"Jangan genit-genit kamu sama Seno, Dea! Dia itu playboy tahu!"
Kakakku memberi nasehat. Menekan agar aku tidak berharap terlalu jauh. Kakakku takut aku akan patah hati. Kusampingkan perkataannya, tak peduli Kak Seno playboy atau apa. Aku tetap suka dan kagum kepadanya.
Pertama kali aku menghubunginya. Tanggapan Kak Seno begitu ramah, cepat sekali membalas pesan dariku. Aku yakin sekali waktunya hanya untukku. Kak Seno pasti masih jomblo buktinya pesanku tidak pernah terlewatkan.

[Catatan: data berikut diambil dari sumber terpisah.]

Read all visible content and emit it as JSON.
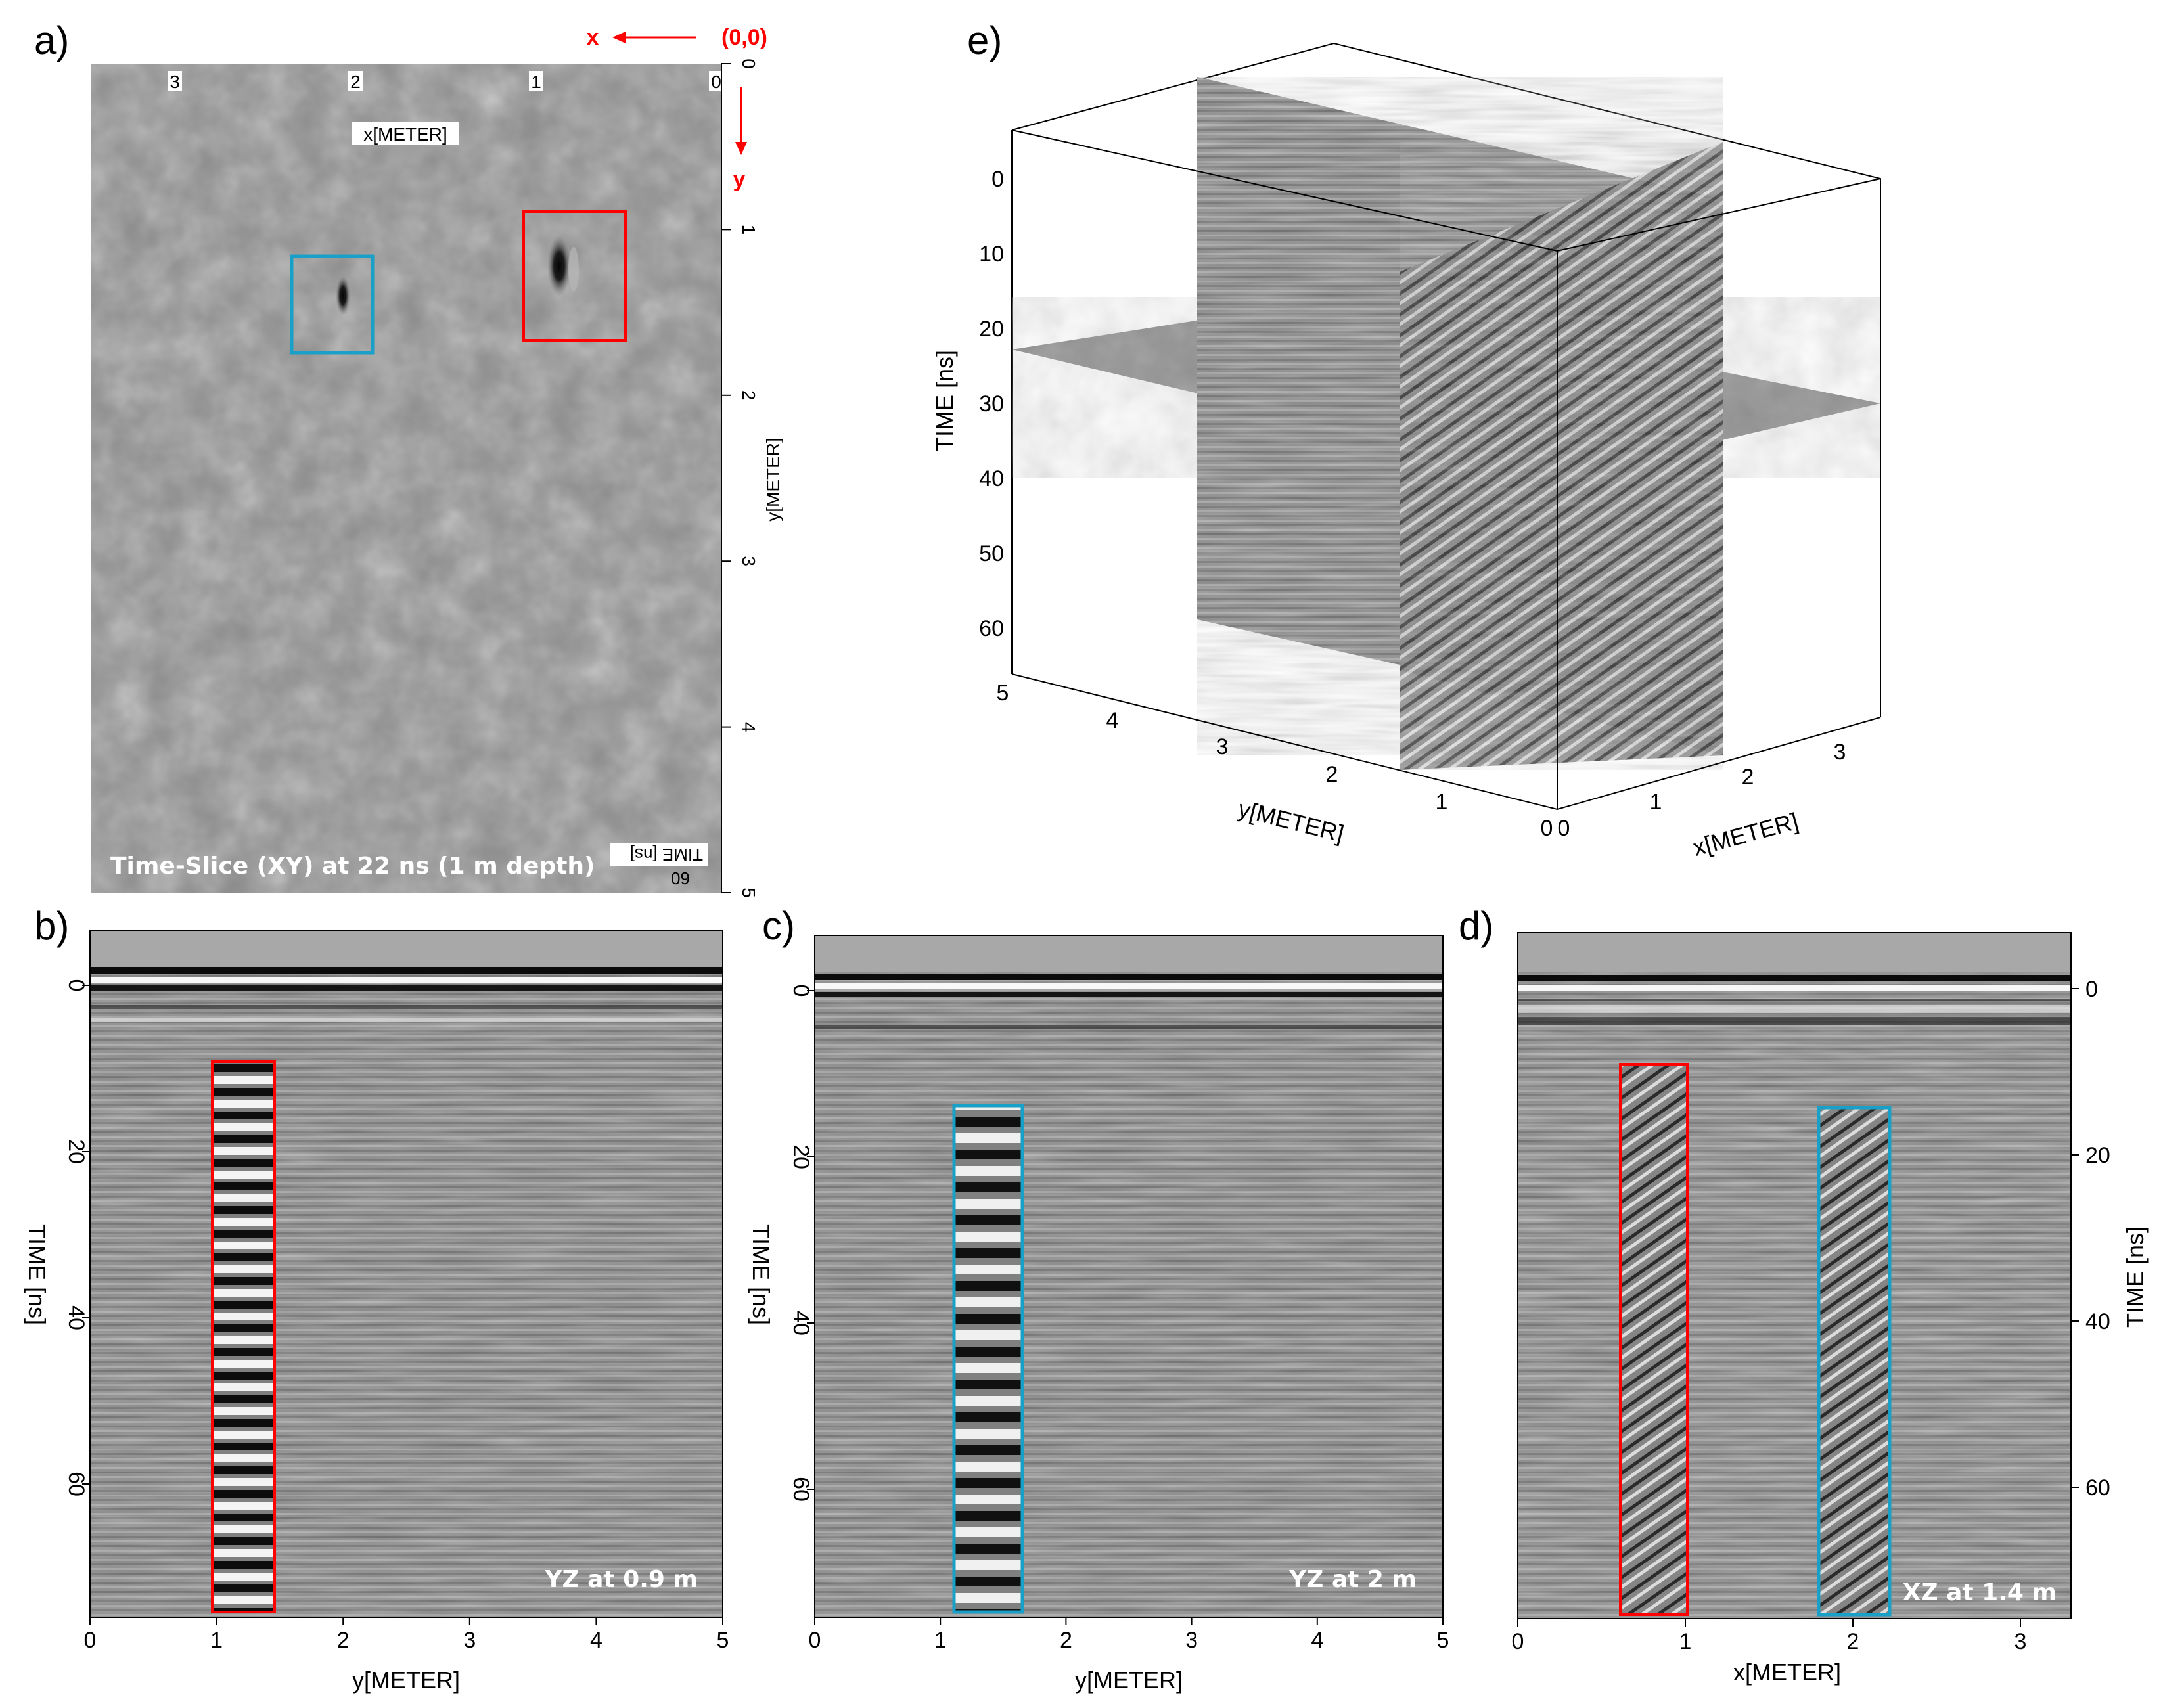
{
  "figure": {
    "panel_labels": {
      "a": "a)",
      "b": "b)",
      "c": "c)",
      "d": "d)",
      "e": "e)"
    },
    "colors": {
      "red_box": "#ff0000",
      "blue_box": "#19a0c8",
      "arrow": "#ff0000"
    }
  },
  "panel_a": {
    "title": "Time-Slice (XY) at 22 ns (1 m depth)",
    "x_label": "x[METER]",
    "y_label": "y[METER]",
    "time_label": "TIME [ns]",
    "time_value": "60",
    "x_ticks": [
      "3",
      "2",
      "1",
      "0"
    ],
    "y_ticks": [
      "0",
      "1",
      "2",
      "3",
      "4",
      "5"
    ],
    "x_axis_letter": "x",
    "y_axis_letter": "y",
    "origin_label": "(0,0)"
  },
  "panel_b": {
    "caption": "YZ at 0.9 m",
    "x_label": "y[METER]",
    "y_label": "TIME [ns]",
    "x_ticks": [
      "0",
      "1",
      "2",
      "3",
      "4",
      "5"
    ],
    "y_ticks": [
      "0",
      "20",
      "40",
      "60"
    ]
  },
  "panel_c": {
    "caption": "YZ at 2 m",
    "x_label": "y[METER]",
    "y_label": "TIME [ns]",
    "x_ticks": [
      "0",
      "1",
      "2",
      "3",
      "4",
      "5"
    ],
    "y_ticks": [
      "0",
      "20",
      "40",
      "60"
    ]
  },
  "panel_d": {
    "caption": "XZ at 1.4 m",
    "x_label": "x[METER]",
    "y_label": "TIME [ns]",
    "x_ticks": [
      "0",
      "1",
      "2",
      "3"
    ],
    "y_ticks": [
      "0",
      "20",
      "40",
      "60"
    ]
  },
  "panel_e": {
    "time_label": "TIME [ns]",
    "y_label": "y[METER]",
    "x_label": "x[METER]",
    "time_ticks": [
      "0",
      "10",
      "20",
      "30",
      "40",
      "50",
      "60"
    ],
    "y_ticks": [
      "5",
      "4",
      "3",
      "2",
      "1",
      "0"
    ],
    "x_ticks": [
      "0",
      "1",
      "2",
      "3"
    ]
  }
}
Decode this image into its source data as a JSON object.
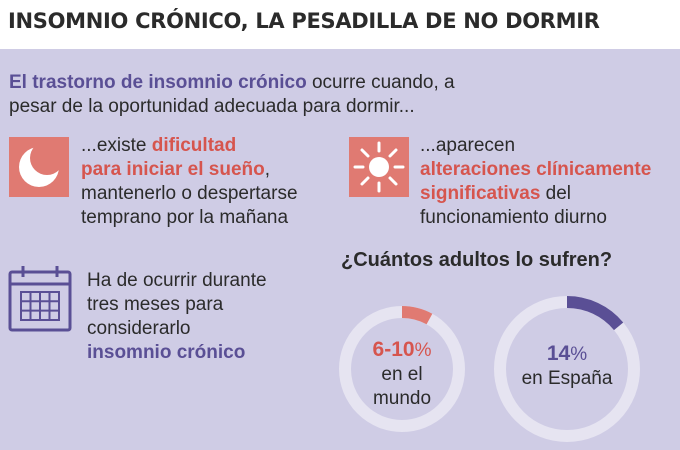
{
  "title": "INSOMNIO CRÓNICO, LA PESADILLA DE NO DORMIR",
  "intro": {
    "highlight": "El trastorno de insomnio crónico",
    "rest_line1": " ocurre cuando, a",
    "line2": "pesar de la oportunidad adecuada para dormir..."
  },
  "block_sleep": {
    "icon": "moon-icon",
    "l1_prefix": "...existe ",
    "l1_highlight": "dificultad",
    "l2_highlight": "para iniciar el sueño",
    "l2_suffix": ",",
    "l3": "mantenerlo o despertarse",
    "l4": "temprano por la mañana"
  },
  "block_day": {
    "icon": "sun-icon",
    "l1": "...aparecen",
    "l2_highlight": "alteraciones clínicamente",
    "l3_highlight": "significativas",
    "l3_suffix": " del",
    "l4": "funcionamiento diurno"
  },
  "block_duration": {
    "icon": "calendar-icon",
    "l1": "Ha de ocurrir durante",
    "l2": "tres meses para",
    "l3": "considerarlo",
    "l4_highlight": "insomnio crónico"
  },
  "question": "¿Cuántos adultos lo sufren?",
  "stats": [
    {
      "value": "6-10",
      "unit": "%",
      "label_l1": "en el",
      "label_l2": "mundo",
      "fraction": 0.08,
      "color": "#e07a72"
    },
    {
      "value": "14",
      "unit": "%",
      "label_l1": "en España",
      "fraction": 0.14,
      "color": "#5a4f95"
    }
  ],
  "colors": {
    "background_panel": "#cfcce5",
    "accent_red": "#e07a72",
    "accent_purple": "#5a4f95",
    "ring_track": "#e6e4f1"
  }
}
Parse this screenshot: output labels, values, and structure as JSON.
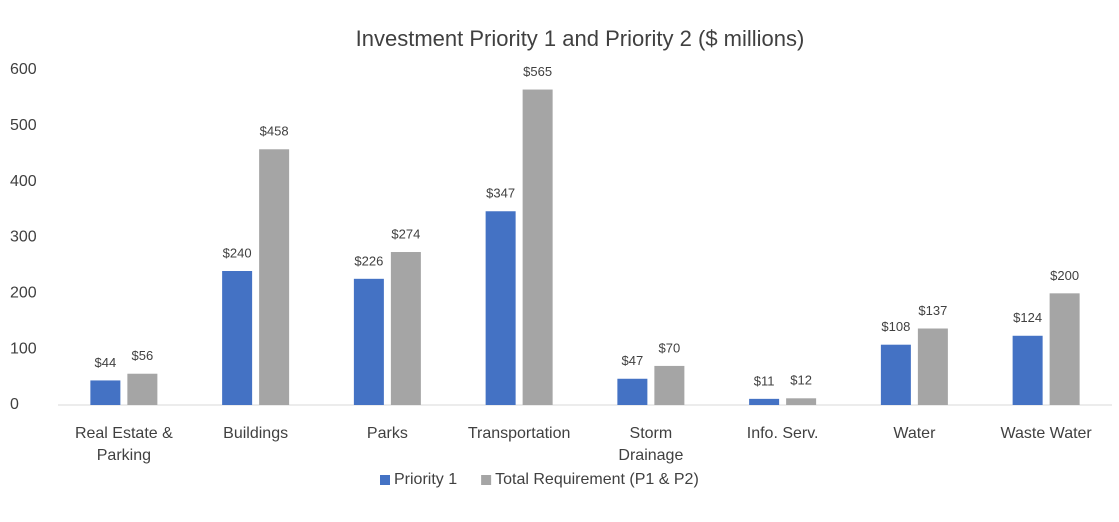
{
  "chart_data": {
    "type": "bar",
    "title": "Investment Priority 1 and Priority 2 ($ millions)",
    "categories": [
      "Real Estate &\nParking",
      "Buildings",
      "Parks",
      "Transportation",
      "Storm\nDrainage",
      "Info. Serv.",
      "Water",
      "Waste Water"
    ],
    "series": [
      {
        "name": "Priority 1",
        "color": "#4472c4",
        "values": [
          44,
          240,
          226,
          347,
          47,
          11,
          108,
          124
        ],
        "value_labels": [
          "$44",
          "$240",
          "$226",
          "$347",
          "$47",
          "$11",
          "$108",
          "$124"
        ]
      },
      {
        "name": "Total Requirement (P1 & P2)",
        "color": "#a5a5a5",
        "values": [
          56,
          458,
          274,
          565,
          70,
          12,
          137,
          200
        ],
        "value_labels": [
          "$56",
          "$458",
          "$274",
          "$565",
          "$70",
          "$12",
          "$137",
          "$200"
        ]
      }
    ],
    "ylim": [
      0,
      600
    ],
    "yticks": [
      0,
      100,
      200,
      300,
      400,
      500,
      600
    ],
    "grid": false,
    "legend": "bottom"
  }
}
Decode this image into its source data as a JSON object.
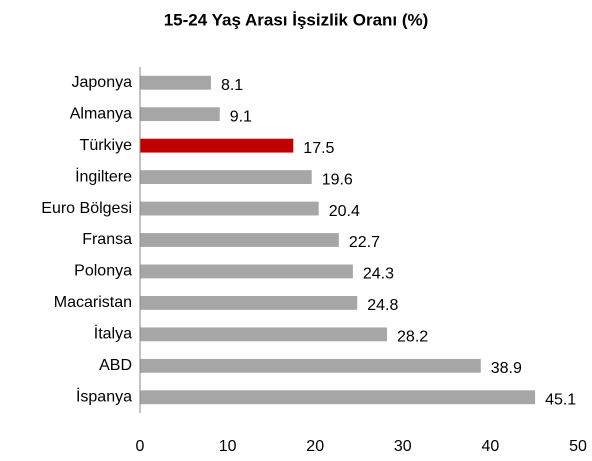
{
  "chart_data": {
    "type": "bar",
    "orientation": "horizontal",
    "title": "15-24 Yaş Arası İşsizlik Oranı (%)",
    "categories": [
      "Japonya",
      "Almanya",
      "Türkiye",
      "İngiltere",
      "Euro Bölgesi",
      "Fransa",
      "Polonya",
      "Macaristan",
      "İtalya",
      "ABD",
      "İspanya"
    ],
    "values": [
      8.1,
      9.1,
      17.5,
      19.6,
      20.4,
      22.7,
      24.3,
      24.8,
      28.2,
      38.9,
      45.1
    ],
    "colors": [
      "#a6a6a6",
      "#a6a6a6",
      "#c00000",
      "#a6a6a6",
      "#a6a6a6",
      "#a6a6a6",
      "#a6a6a6",
      "#a6a6a6",
      "#a6a6a6",
      "#a6a6a6",
      "#a6a6a6"
    ],
    "xlim": [
      0,
      50
    ],
    "xticks": [
      0,
      10,
      20,
      30,
      40,
      50
    ],
    "grid": false
  }
}
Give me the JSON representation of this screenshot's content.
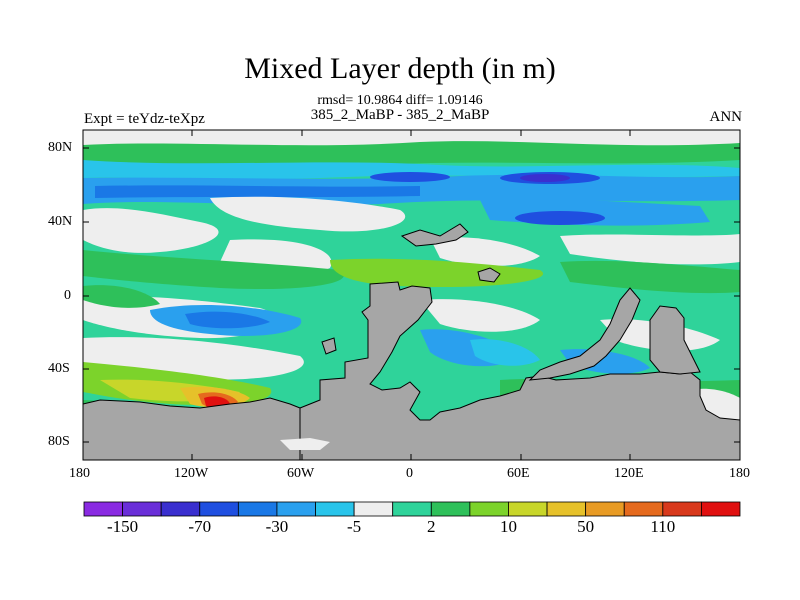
{
  "title": "Mixed Layer depth (in m)",
  "stats": "rmsd= 10.9864 diff= 1.09146",
  "subtitle": "385_2_MaBP - 385_2_MaBP",
  "left_label": "Expt = teYdz-teXpz",
  "right_label": "ANN",
  "lat_labels": [
    "80N",
    "40N",
    "0",
    "40S",
    "80S"
  ],
  "lon_labels": [
    "180",
    "120W",
    "60W",
    "0",
    "60E",
    "120E",
    "180"
  ],
  "colorbar": {
    "colors": [
      "#8a2be2",
      "#6a2ed8",
      "#3a2fcf",
      "#1f4fe0",
      "#1a78e6",
      "#2aa0ee",
      "#29c4ea",
      "#eeeeee",
      "#2fd39a",
      "#2ec05a",
      "#7cd32b",
      "#c8d62a",
      "#e6c12a",
      "#e89b24",
      "#e56a1e",
      "#d8391c",
      "#e01010"
    ],
    "labels": [
      "-150",
      "-70",
      "-30",
      "-5",
      "2",
      "10",
      "50",
      "110"
    ]
  }
}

Aku membuat keputusan Minggu depan akan menunggunya di parkiran.Â
Tepat pukul 2 siang, aku sembunyi di pagar sebelah kantin sekolah. Menunggu kehadiran Kak Seno yang sekarang sudah di depan mata. Dia berdiri di samping motornya. Aku menyusul dari arah belakang.
"Kak Seno!"
"Dea, kamu di sini?"
"Kak, boleh nggak Dea numpang sampai ke rumah."
"Loh, bukannya kamu pulang dijemput sama Rian."
"Kak Rian sibuk, katanya mau latihan basket."
Kak Seno tengah berpikir. Aku memohon.